En el caso de Brumadinho, en el sureste del país, el accidente dejará “una tragedia humana” mucho más grande (en palabras de Vale), con más de 40 trabajadores que han perdido la vida e incontables desaparecidos en un gran río de lama de más de 12 millones de metros cúbicos. Para la empresa, esta planta suponía el 7 % del total de su producción mineral, pero ahora también podría suponer un nuevo capítulo con la justicia brasileña.

Y es que Vale todavía arrastra el caso de Mariana, debido a que los tribunales no han podido condenar a la compañía ni a su empresa Samarco de lo ocurrido. Solo tuvo que pagar indemnizaciones a las víctimas, tras un acuerdo con el Ministerio de Minas Gerais. Ahora es el Gobierno el que se ha adelantado, bloqueando unos 1.600 millones de dólares de sus cuentas y aplicando una multa de más de 60 millones de dólares mediante el Instituto Brasileño de Medio Ambiente (Ibama), que se suman a la sanción de 26,7 millones de dólares del Gobierno estatal.

El presidente de Vale, Fabio Schvartsman, habla durante una conferencia de prensa en Río de Janeiro, sede la compañía brasileña, el 25 de enero de 2019.
El presidente de Vale, Fabio Schvartsman, habla durante una conferencia de prensa en Río de Janeiro, sede la compañía brasileña, el 25 de enero de 2019. Pilar Olivares / Reuters

“Vale es una empresa muy seria, que hizo un esfuerzo para dejar las represas de la mejor forma posible (tras el desastre de 2015)”, expresó su presidente Fabio Schvartsman, a modo de disculpa: "Infelizmente la rotura sucedió y eso no tiene disculpa, pero aun así pido disculpas a todos los afectados, a toda la sociedad brasileña y quiero decir que no mediremos esfuerzos para enfrentar esa cuestión de la forma que tiene que ser enfrentada".
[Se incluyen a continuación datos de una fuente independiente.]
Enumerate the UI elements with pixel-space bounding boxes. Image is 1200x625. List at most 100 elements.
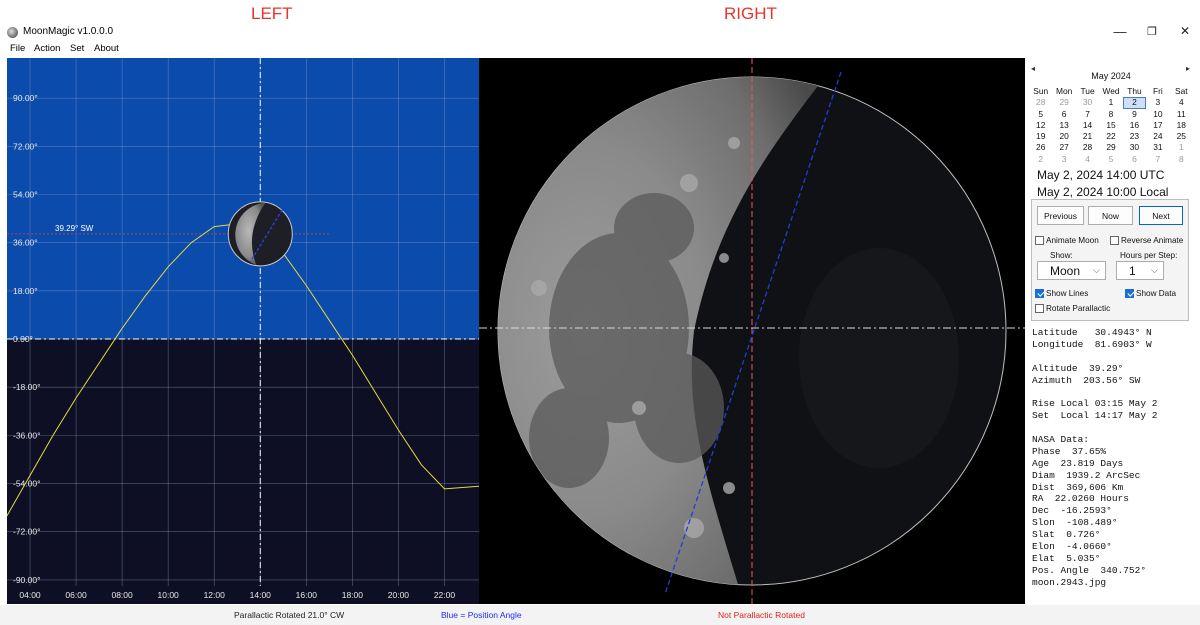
calendar-day[interactable]: 15 [1099,120,1122,131]
calendar-day[interactable]: 24 [1146,131,1169,142]
calendar-day[interactable]: 30 [1076,97,1099,108]
calendar-weekday-header: Sun [1033,86,1049,96]
datetime-local: May 2, 2024 10:00 Local [1037,185,1169,199]
calendar-day[interactable]: 3 [1146,97,1169,108]
calendar-day[interactable]: 10 [1146,109,1169,120]
calendar-day[interactable]: 25 [1170,131,1193,142]
calendar-day[interactable]: 7 [1076,109,1099,120]
moon-image [479,58,1025,604]
moon-view-panel [479,58,1025,604]
x-tick-label: 10:00 [158,590,180,600]
next-button[interactable]: Next [1139,206,1183,225]
lunar-dark-side-maria [799,248,959,468]
menu-set[interactable]: Set [70,43,84,54]
show-lines-checkbox[interactable]: Show Lines [1035,289,1088,298]
chevron-down-icon: ⌵ [1151,265,1158,275]
calendar-day[interactable]: 13 [1052,120,1075,131]
show-data-checkbox[interactable]: Show Data [1125,289,1176,298]
data-line: Azimuth 203.56° SW [1032,374,1141,386]
reverse-animate-checkbox[interactable]: Reverse Animate [1110,236,1183,245]
title-bar: MoonMagic v1.0.0.0 — ❐ ✕ [0,24,1200,41]
calendar-day[interactable]: 23 [1123,131,1146,142]
moon-thumbnail [227,201,293,267]
calendar-day[interactable]: 19 [1029,131,1052,142]
calendar-day[interactable]: 9 [1123,109,1146,120]
y-tick-label: 36.00° [13,238,38,248]
x-tick-label: 08:00 [111,590,133,600]
calendar-day-selected[interactable]: 2 [1122,97,1147,109]
below-horizon-area [7,339,479,604]
above-horizon-area [7,58,479,340]
calendar-weekday-header: Fri [1152,86,1163,96]
menu-file[interactable]: File [10,43,25,54]
hours-per-step-select[interactable]: 1 ⌵ [1116,261,1164,280]
y-tick-label: -54.00° [13,479,41,489]
calendar-day[interactable]: 6 [1123,154,1146,165]
calendar-day[interactable]: 4 [1076,154,1099,165]
calendar-day[interactable]: 29 [1052,97,1075,108]
calendar-day[interactable]: 28 [1029,97,1052,108]
calendar-day[interactable]: 1 [1099,97,1122,108]
calendar-day[interactable]: 31 [1146,142,1169,153]
previous-button[interactable]: Previous [1037,206,1084,225]
data-line: Pos. Angle 340.752° [1032,564,1147,576]
data-line [1032,422,1189,434]
y-tick-label: -90.00° [13,575,41,585]
restore-button[interactable]: ❐ [1142,25,1162,38]
data-line [1032,386,1189,398]
calendar-day[interactable]: 27 [1052,142,1075,153]
calendar-day[interactable]: 28 [1076,142,1099,153]
calendar-day[interactable]: 21 [1076,131,1099,142]
calendar-day[interactable]: 16 [1123,120,1146,131]
calendar-day[interactable]: 29 [1099,142,1122,153]
calendar-day[interactable]: 20 [1052,131,1075,142]
calendar-day[interactable]: 17 [1146,120,1169,131]
calendar-day[interactable]: 18 [1170,120,1193,131]
calendar-day[interactable]: 7 [1146,154,1169,165]
data-line: Altitude 39.29° [1032,362,1124,374]
calendar-grid: Sun Mon Tue Wed Thu Fri Sat 28 29 30 1 2 3 4 5 6 7 8 9 10 11… [1029,86,1193,165]
now-button[interactable]: Now [1088,206,1133,225]
animate-moon-checkbox[interactable]: Animate Moon [1035,236,1099,245]
calendar-day[interactable]: 30 [1123,142,1146,153]
calendar-day[interactable]: 8 [1170,154,1193,165]
calendar-day[interactable]: 6 [1052,109,1075,120]
moon-data-panel: Latitude 30.4943° N Longitude 81.6903° W A… [1031,325,1189,604]
calendar-day[interactable]: 8 [1099,109,1122,120]
calendar-day[interactable]: 4 [1170,97,1193,108]
hours-per-step-label: Hours per Step: [1120,251,1178,260]
show-select[interactable]: Moon ⌵ [1037,261,1106,280]
rotate-parallactic-checkbox[interactable]: Rotate Parallactic [1035,304,1110,313]
calendar-weekday-header: Mon [1055,86,1073,96]
calendar-day[interactable]: 22 [1099,131,1122,142]
data-line [1032,351,1189,363]
calendar-day[interactable]: 1 [1170,142,1193,153]
window-title: MoonMagic v1.0.0.0 [23,26,114,37]
data-line: NASA Data: [1032,434,1090,446]
calendar-day[interactable]: 3 [1052,154,1075,165]
checkbox-unchecked-icon [1035,304,1044,313]
status-parallactic-right: Not Parallactic Rotated [718,610,805,620]
calendar-day[interactable]: 5 [1099,154,1122,165]
x-tick-label: 20:00 [388,590,410,600]
calendar-day[interactable]: 5 [1029,109,1052,120]
calendar-month-title[interactable]: May 2024 [1029,71,1193,81]
data-line: Diam 1939.2 ArcSec [1032,469,1141,481]
calendar-weekday-header: Wed [1102,86,1120,96]
calendar: ◂ ▸ May 2024 Sun Mon Tue Wed Thu Fri Sat 28 29 30… [1029,62,1193,166]
calendar-day[interactable]: 14 [1076,120,1099,131]
calendar-day[interactable]: 12 [1029,120,1052,131]
minimize-button[interactable]: — [1110,24,1130,39]
moon-app-icon [7,27,18,38]
calendar-day[interactable]: 26 [1029,142,1052,153]
show-label: Show: [1050,251,1073,260]
close-button[interactable]: ✕ [1175,24,1195,38]
x-tick-label: 04:00 [19,590,41,600]
calendar-weekday-header: Thu [1127,86,1142,96]
calendar-day[interactable]: 2 [1029,154,1052,165]
calendar-day[interactable]: 11 [1170,109,1193,120]
menu-action[interactable]: Action [34,43,60,54]
menu-about[interactable]: About [94,43,119,54]
data-line: Slat 0.726° [1032,529,1101,541]
data-line: Age 23.819 Days [1032,457,1124,469]
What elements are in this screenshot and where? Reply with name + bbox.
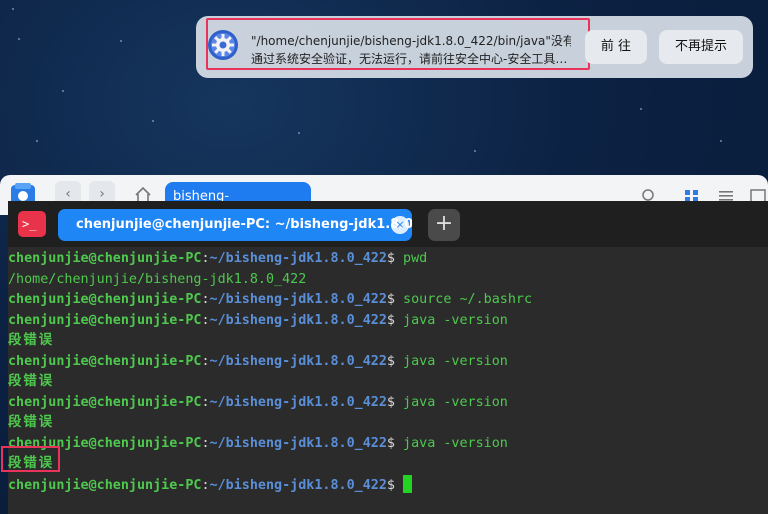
- prompt-separator: :: [201, 435, 210, 451]
- notification-message-line1: "/home/chenjunjie/bisheng-jdk1.8.0_422/b…: [251, 34, 571, 48]
- security-notification: "/home/chenjunjie/bisheng-jdk1.8.0_422/b…: [196, 16, 753, 78]
- prompt-symbol: $: [386, 394, 395, 410]
- dismiss-button[interactable]: 不再提示: [659, 30, 743, 64]
- terminal-line: chenjunjie@chenjunjie-PC:~/bisheng-jdk1.…: [8, 311, 768, 332]
- prompt-separator: :: [201, 394, 210, 410]
- prompt-separator: :: [201, 353, 210, 369]
- terminal-titlebar: >_ chenjunjie@chenjunjie-PC: ~/bisheng-j…: [8, 201, 768, 247]
- error-text: 段错误: [8, 374, 55, 389]
- prompt-symbol: $: [386, 353, 395, 369]
- prompt-user: chenjunjie@chenjunjie-PC: [8, 292, 202, 307]
- terminal-cursor: [403, 474, 413, 493]
- error-text: 段错误: [8, 415, 55, 430]
- prompt-path: ~/bisheng-jdk1.8.0_422: [209, 292, 387, 307]
- command-text: java -version: [403, 435, 508, 451]
- background-star: [120, 40, 122, 42]
- command-text: java -version: [403, 312, 508, 328]
- prompt-user: chenjunjie@chenjunjie-PC: [8, 477, 202, 493]
- close-tab-icon[interactable]: ×: [391, 216, 409, 234]
- prompt-path: ~/bisheng-jdk1.8.0_422: [209, 353, 387, 369]
- prompt-symbol: $: [386, 435, 395, 451]
- prompt-user: chenjunjie@chenjunjie-PC: [8, 353, 202, 369]
- prompt-separator: :: [201, 477, 210, 493]
- terminal-tab[interactable]: chenjunjie@chenjunjie-PC: ~/bisheng-jdk1…: [58, 209, 412, 241]
- prompt-symbol: $: [386, 292, 395, 307]
- prompt-separator: :: [201, 312, 210, 328]
- prompt-symbol: $: [386, 477, 395, 493]
- background-star: [36, 140, 38, 142]
- background-star: [720, 140, 722, 142]
- security-shield-gear-icon: [208, 30, 238, 60]
- terminal-line: 段错误: [8, 331, 768, 352]
- background-star: [62, 90, 64, 92]
- terminal-line: chenjunjie@chenjunjie-PC:~/bisheng-jdk1.…: [8, 474, 768, 496]
- command-text: java -version: [403, 394, 508, 410]
- add-tab-button[interactable]: +: [428, 209, 460, 241]
- background-star: [298, 132, 300, 134]
- prompt-user: chenjunjie@chenjunjie-PC: [8, 251, 202, 266]
- background-star: [474, 150, 476, 152]
- prompt-path: ~/bisheng-jdk1.8.0_422: [209, 394, 387, 410]
- notification-message-line2: 通过系统安全验证，无法运行，请前往安全中心-安全工具…: [251, 52, 568, 66]
- terminal-window: >_ chenjunjie@chenjunjie-PC: ~/bisheng-j…: [8, 201, 768, 514]
- prompt-symbol: $: [386, 251, 395, 266]
- terminal-line: chenjunjie@chenjunjie-PC:~/bisheng-jdk1.…: [8, 434, 768, 455]
- terminal-line: chenjunjie@chenjunjie-PC:~/bisheng-jdk1.…: [8, 352, 768, 373]
- terminal-line: 段错误: [8, 372, 768, 393]
- terminal-line: 段错误: [8, 413, 768, 434]
- output-text: /home/chenjunjie/bisheng-jdk1.8.0_422: [8, 271, 307, 287]
- error-text: 段错误: [8, 333, 55, 348]
- goto-button[interactable]: 前 往: [585, 30, 647, 64]
- prompt-symbol: $: [386, 312, 395, 328]
- terminal-line: chenjunjie@chenjunjie-PC:~/bisheng-jdk1.…: [8, 290, 768, 311]
- prompt-separator: :: [201, 251, 210, 266]
- prompt-path: ~/bisheng-jdk1.8.0_422: [209, 251, 387, 266]
- command-text: source ~/.bashrc: [403, 292, 533, 307]
- prompt-user: chenjunjie@chenjunjie-PC: [8, 312, 202, 328]
- prompt-path: ~/bisheng-jdk1.8.0_422: [209, 435, 387, 451]
- background-star: [12, 8, 14, 10]
- background-star: [18, 38, 20, 40]
- terminal-line: /home/chenjunjie/bisheng-jdk1.8.0_422: [8, 270, 768, 291]
- background-star: [152, 120, 154, 122]
- terminal-logo-icon: >_: [18, 211, 46, 237]
- terminal-line: 段错误: [8, 454, 768, 475]
- prompt-path: ~/bisheng-jdk1.8.0_422: [209, 312, 387, 328]
- prompt-user: chenjunjie@chenjunjie-PC: [8, 394, 202, 410]
- background-star: [640, 108, 642, 110]
- terminal-line: chenjunjie@chenjunjie-PC:~/bisheng-jdk1.…: [8, 393, 768, 414]
- command-text: java -version: [403, 353, 508, 369]
- notification-message: "/home/chenjunjie/bisheng-jdk1.8.0_422/b…: [251, 32, 571, 68]
- prompt-path: ~/bisheng-jdk1.8.0_422: [209, 477, 387, 493]
- error-highlight-box: [1, 446, 60, 472]
- terminal-line: chenjunjie@chenjunjie-PC:~/bisheng-jdk1.…: [8, 249, 768, 270]
- prompt-separator: :: [201, 292, 210, 307]
- terminal-output[interactable]: chenjunjie@chenjunjie-PC:~/bisheng-jdk1.…: [8, 249, 768, 495]
- command-text: pwd: [403, 251, 428, 266]
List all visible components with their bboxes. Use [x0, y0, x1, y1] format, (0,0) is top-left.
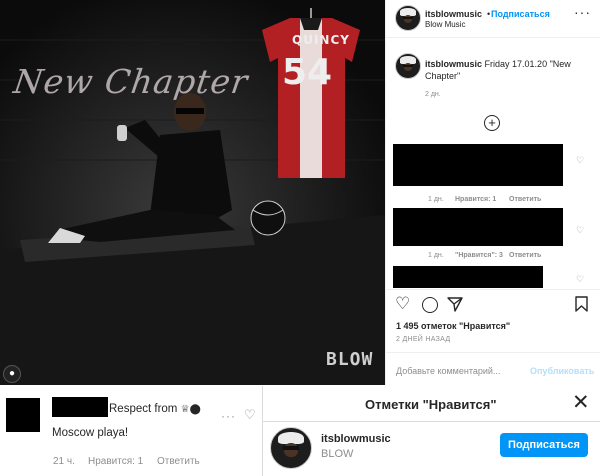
actions-divider — [386, 289, 600, 290]
photo-title-script: New Chapter — [11, 62, 251, 101]
caption: itsblowmusic Friday 17.01.20 "New Chapte… — [425, 58, 585, 82]
redacted-comment — [393, 144, 563, 186]
comment-time[interactable]: 1 дн. — [428, 252, 444, 259]
header-separator: • — [487, 9, 491, 19]
comment-text: Respect from ♕⬤ — [109, 403, 201, 415]
comment-reply[interactable]: Ответить — [509, 252, 541, 259]
header-divider — [386, 37, 600, 38]
crown-emoji-icon: ♕ — [180, 404, 190, 415]
header-avatar[interactable] — [395, 5, 421, 31]
load-more-comments-icon[interactable]: + — [484, 115, 500, 131]
jersey-number: 54 — [282, 52, 333, 93]
photo-brand-mark: BLOW — [326, 349, 374, 370]
comment-likes[interactable]: "Нравится": 3 — [455, 252, 503, 259]
header-follow-button[interactable]: Подписаться — [491, 9, 550, 19]
heart-icon[interactable]: ♡ — [395, 294, 410, 314]
redacted-avatar — [6, 398, 40, 432]
publish-button[interactable]: Опубликовать — [530, 366, 594, 376]
liker-name: BLOW — [321, 448, 354, 460]
comment-likes[interactable]: Нравится: 1 — [88, 456, 143, 467]
comment-second-line: Moscow playa! — [52, 427, 129, 439]
comment-like-heart-icon[interactable]: ♡ — [576, 274, 584, 285]
share-icon[interactable] — [447, 296, 463, 312]
redacted-username — [52, 397, 108, 417]
likes-count[interactable]: 1 495 отметок "Нравится" — [396, 321, 510, 331]
comment-like-heart-icon[interactable]: ♡ — [576, 155, 584, 166]
comment-text-suffix: Respect from — [109, 403, 178, 415]
comment-reply[interactable]: Ответить — [509, 196, 541, 203]
posted-ago[interactable]: 2 ДНЕЙ НАЗАД — [396, 336, 450, 343]
jersey-name: QUINCY — [292, 33, 350, 47]
modal-divider — [262, 421, 600, 422]
liker-username[interactable]: itsblowmusic — [321, 433, 391, 445]
redacted-comment — [393, 266, 543, 288]
liker-follow-button[interactable]: Подписаться — [500, 433, 588, 457]
comment-time[interactable]: 21 ч. — [53, 456, 75, 467]
comment-reply[interactable]: Ответить — [157, 456, 200, 467]
black-circle-emoji-icon: ⬤ — [189, 404, 201, 415]
add-comment-input[interactable]: Добавьте комментарий... — [396, 366, 500, 376]
header-subtitle[interactable]: Blow Music — [425, 20, 465, 29]
comment-input-divider — [386, 352, 600, 353]
liker-avatar[interactable] — [270, 427, 312, 469]
close-icon[interactable]: ✕ — [572, 390, 590, 415]
caption-username[interactable]: itsblowmusic — [425, 59, 482, 69]
redacted-comment — [393, 208, 563, 246]
more-horizontal-icon[interactable]: ··· — [221, 409, 236, 423]
comment-time[interactable]: 1 дн. — [428, 196, 444, 203]
comment-icon[interactable] — [422, 297, 438, 313]
comment-likes[interactable]: Нравится: 1 — [455, 196, 496, 203]
caption-time[interactable]: 2 дн. — [425, 91, 441, 98]
comment-like-heart-icon[interactable]: ♡ — [576, 225, 584, 236]
more-horizontal-icon[interactable]: ··· — [574, 4, 591, 20]
header-username[interactable]: itsblowmusic — [425, 9, 482, 19]
comment-heart-icon[interactable]: ♡ — [244, 407, 256, 423]
likes-modal-title: Отметки "Нравится" — [365, 397, 497, 412]
post-photo[interactable]: New Chapter QUINCY 54 BLOW ● — [0, 0, 385, 385]
bookmark-icon[interactable] — [575, 296, 588, 312]
user-tag-icon[interactable]: ● — [3, 365, 21, 383]
column-divider — [385, 0, 386, 385]
caption-avatar[interactable] — [395, 53, 421, 79]
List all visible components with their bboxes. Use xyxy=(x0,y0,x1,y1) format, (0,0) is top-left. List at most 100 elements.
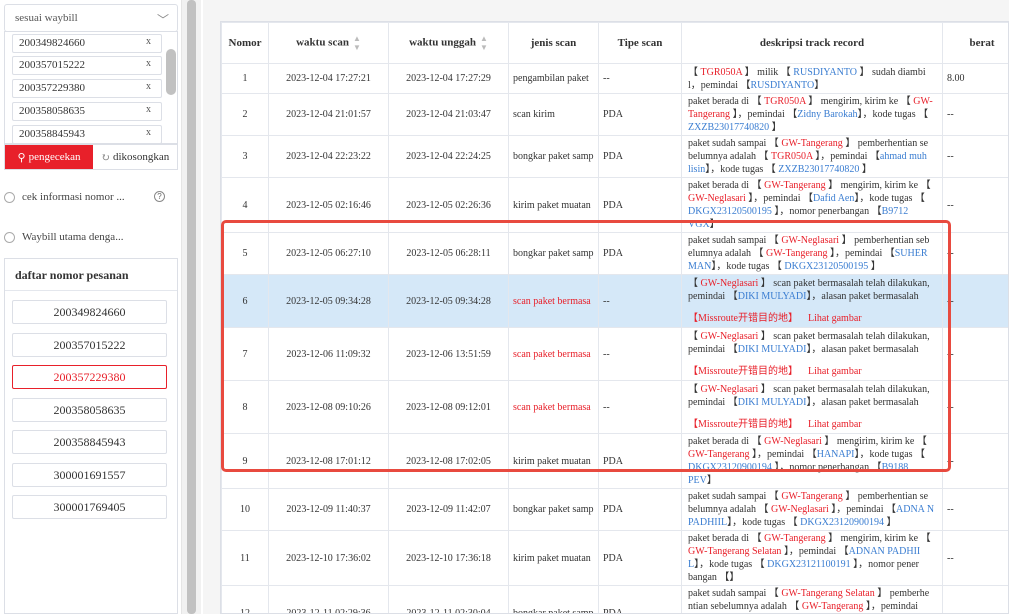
table-row[interactable]: 9 2023-12-08 17:01:12 2023-12-08 17:02:05 k… xyxy=(221,433,1008,489)
cell-upload-time: 2023-12-08 09:12:01 xyxy=(388,380,509,434)
table-row[interactable]: 8 2023-12-08 09:10:26 2023-12-08 09:12:01 s… xyxy=(221,380,1008,434)
desc-text: 】，pemindai 【 xyxy=(827,248,895,259)
cell-scan-type: scan kirim xyxy=(508,93,599,136)
order-item[interactable]: 200358845943 xyxy=(12,430,167,454)
waybill-list-scrollbar[interactable] xyxy=(166,49,176,95)
table-row[interactable]: 7 2023-12-06 11:09:32 2023-12-06 13:51:59 s… xyxy=(221,327,1008,381)
desc-text: 】 xyxy=(859,164,872,175)
table-row[interactable]: 5 2023-12-05 06:27:10 2023-12-05 06:28:11 b… xyxy=(221,232,1008,275)
desc-text: 】，kode tugas 【 xyxy=(711,261,785,272)
cell-weight: -- xyxy=(942,327,1008,381)
table-row[interactable]: 6 2023-12-05 09:34:28 2023-12-05 09:34:28 s… xyxy=(221,274,1008,328)
table-row[interactable]: 3 2023-12-04 22:23:22 2023-12-04 22:24:25 b… xyxy=(221,135,1008,178)
view-image-link[interactable]: Lihat gambar xyxy=(808,366,862,377)
cell-scan-type: bongkar paket samp xyxy=(508,135,599,178)
link-text[interactable]: DKGX23120900194 xyxy=(800,517,884,528)
help-icon[interactable]: ? xyxy=(154,191,165,202)
cell-number: 3 xyxy=(221,135,269,178)
desc-text: 】，nomor penerbangan 【 xyxy=(771,206,882,217)
view-image-link[interactable]: Lihat gambar xyxy=(808,419,862,430)
location-text: GW-Tangerang xyxy=(801,601,864,612)
link-text[interactable]: DKGX23120900194 xyxy=(688,462,772,473)
location-text: GW-Neglasari xyxy=(781,235,840,246)
cell-scan-type: bongkar paket samp xyxy=(508,232,599,275)
radio-main-waybill[interactable]: Waybill utama denga... xyxy=(4,231,123,243)
cell-number: 4 xyxy=(221,177,269,233)
cell-description: 【 GW-Neglasari 】 scan paket bermasalah t… xyxy=(681,327,943,381)
order-item[interactable]: 300001769405 xyxy=(12,495,167,519)
table-row[interactable]: 11 2023-12-10 17:36:02 2023-12-10 17:36:18… xyxy=(221,530,1008,586)
table-row[interactable]: 2 2023-12-04 21:01:57 2023-12-04 21:03:47 s… xyxy=(221,93,1008,136)
col-scan-time[interactable]: waktu scan ▲ ▼ xyxy=(268,22,389,64)
table-body: 1 2023-12-04 17:27:21 2023-12-04 17:27:29 p… xyxy=(221,63,1008,613)
cell-number: 2 xyxy=(221,93,269,136)
link-text[interactable]: DIKI MULYADI xyxy=(738,291,807,302)
query-type-dropdown[interactable]: sesuai waybill ﹀ xyxy=(4,4,178,32)
remove-icon[interactable]: x xyxy=(146,81,151,92)
desc-text: 】 mengirim, kirim ke 【 xyxy=(825,180,931,191)
table-row[interactable]: 10 2023-12-09 11:40:37 2023-12-09 11:42:07… xyxy=(221,488,1008,531)
link-text[interactable]: DKGX23121100191 xyxy=(767,559,851,570)
order-item-selected[interactable]: 200357229380 xyxy=(12,365,167,389)
remove-icon[interactable]: x xyxy=(146,36,151,47)
table-row[interactable]: 4 2023-12-05 02:16:46 2023-12-05 02:26:36 k… xyxy=(221,177,1008,233)
desc-text: 】 xyxy=(706,475,717,486)
desc-text: 】，pemindai 【 xyxy=(781,546,849,557)
cell-weight: -- xyxy=(942,380,1008,434)
clear-button[interactable]: ↻ dikosongkan xyxy=(93,145,177,169)
link-text[interactable]: DKGX23120500195 xyxy=(688,206,772,217)
reason-text: 【Missroute开错目的地】 xyxy=(688,313,798,324)
link-text[interactable]: DIKI MULYADI xyxy=(738,397,807,408)
desc-text: 】，alasan paket bermasalah xyxy=(806,397,919,408)
desc-text: paket sudah sampai 【 xyxy=(688,235,782,246)
cell-number: 1 xyxy=(221,63,269,94)
radio-check-number-info[interactable]: cek informasi nomor ... xyxy=(4,191,125,203)
cell-description: 【 GW-Neglasari 】 scan paket bermasalah t… xyxy=(681,380,943,434)
radio-circle xyxy=(4,191,15,203)
cell-weight: -- xyxy=(942,433,1008,489)
desc-text: 】 xyxy=(868,261,881,272)
sort-icon[interactable]: ▲ ▼ xyxy=(480,34,488,52)
link-text[interactable]: HANAPI xyxy=(817,449,855,460)
desc-text: paket sudah sampai 【 xyxy=(688,491,782,502)
search-button[interactable]: ⚲ pengecekan xyxy=(5,145,93,169)
cell-description: paket sudah sampai 【 GW-Neglasari 】 pemb… xyxy=(681,232,943,275)
remove-icon[interactable]: x xyxy=(146,127,151,138)
col-upload-time[interactable]: waktu unggah ▲ ▼ xyxy=(388,22,509,64)
desc-text: 】 xyxy=(814,79,825,91)
cell-upload-time: 2023-12-06 13:51:59 xyxy=(388,327,509,381)
cell-number: 6 xyxy=(221,274,269,328)
link-text[interactable]: ZXZB23017740820 xyxy=(778,164,859,175)
order-item[interactable]: 200358058635 xyxy=(12,398,167,422)
link-text[interactable]: Dafid Aen xyxy=(813,193,854,204)
link-text[interactable]: DIKI MULYADI xyxy=(738,344,807,355)
link-text[interactable]: RUSDIYANTO xyxy=(793,67,857,78)
desc-text: 】，alasan paket bermasalah xyxy=(806,291,919,302)
desc-text: 】，kode tugas 【 xyxy=(854,193,925,204)
link-text[interactable]: Zidny Barokah xyxy=(797,109,857,120)
order-item[interactable]: 300001691557 xyxy=(12,463,167,487)
problem-reason: 【Missroute开错目的地】 Lihat gambar xyxy=(688,418,936,431)
table-row[interactable]: 12 2023-12-11 02:29:36 2023-12-11 02:30:04… xyxy=(221,585,1008,613)
cell-number: 9 xyxy=(221,433,269,489)
desc-text: 】 mengirim, kirim ke 【 xyxy=(821,436,927,447)
remove-icon[interactable]: x xyxy=(146,58,151,69)
page-scrollbar[interactable] xyxy=(181,0,201,614)
sort-icon[interactable]: ▲ ▼ xyxy=(353,34,361,52)
link-text[interactable]: ZXZB23017740820 xyxy=(688,122,769,133)
view-image-link[interactable]: Lihat gambar xyxy=(808,313,862,324)
page-scrollbar-thumb[interactable] xyxy=(187,0,196,614)
cell-scan-kind: PDA xyxy=(598,585,682,613)
link-text[interactable]: RUSDIYANTO xyxy=(751,80,815,91)
order-item[interactable]: 200349824660 xyxy=(12,300,167,324)
table-row[interactable]: 1 2023-12-04 17:27:21 2023-12-04 17:27:29 p… xyxy=(221,63,1008,94)
waybill-tag: 200349824660 x xyxy=(12,34,162,53)
link-text[interactable]: DKGX23120500195 xyxy=(784,261,868,272)
waybill-input-list[interactable]: 200349824660 x 200357015222 x 200357229380… xyxy=(4,31,178,144)
col-scan-kind: Tipe scan xyxy=(598,22,682,64)
cell-upload-time: 2023-12-04 21:03:47 xyxy=(388,93,509,136)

Una represa inspeccionada, en un mapa de posibles tragedias

“¿Cuántas personas tienen que morir más para que las autoridades tomen alguna providencia?”, expresó a la agencia EFE un psicólogo voluntario en el lugar.

Solo en Minas Gerais existen 450 presas de contención de residuos, de las cuales 22 no tienen hoy una estabilidad garantizada, según la secretaría de Medio Ambiente regional. Lo sorprendente de Brumadinho es que Vale realizó el pasado 10 de enero una inspección de los diques, a través de la empresa alemana TÛV SÛD, la cual no constató ningún problema de seguridad. En esa línea, el máximo ejecutivo de la firma aseguró que hubo audiciones periódicas que avalaban la estabilidad de Brumadinho.

El Gobierno de Jair Bolsonaro prometió “pedir justicia” y “prevenir nuevas tragedias” tras sobrevolar la zona. Pero muchos ciudadanos ven en estas represas de Minas Gerais verdaderas “bombas de relojería” y “una negligencia, un crimen”. La cuestión es cómo la compañía Vale actuará después de esta segunda catástrofe que enloda su historia.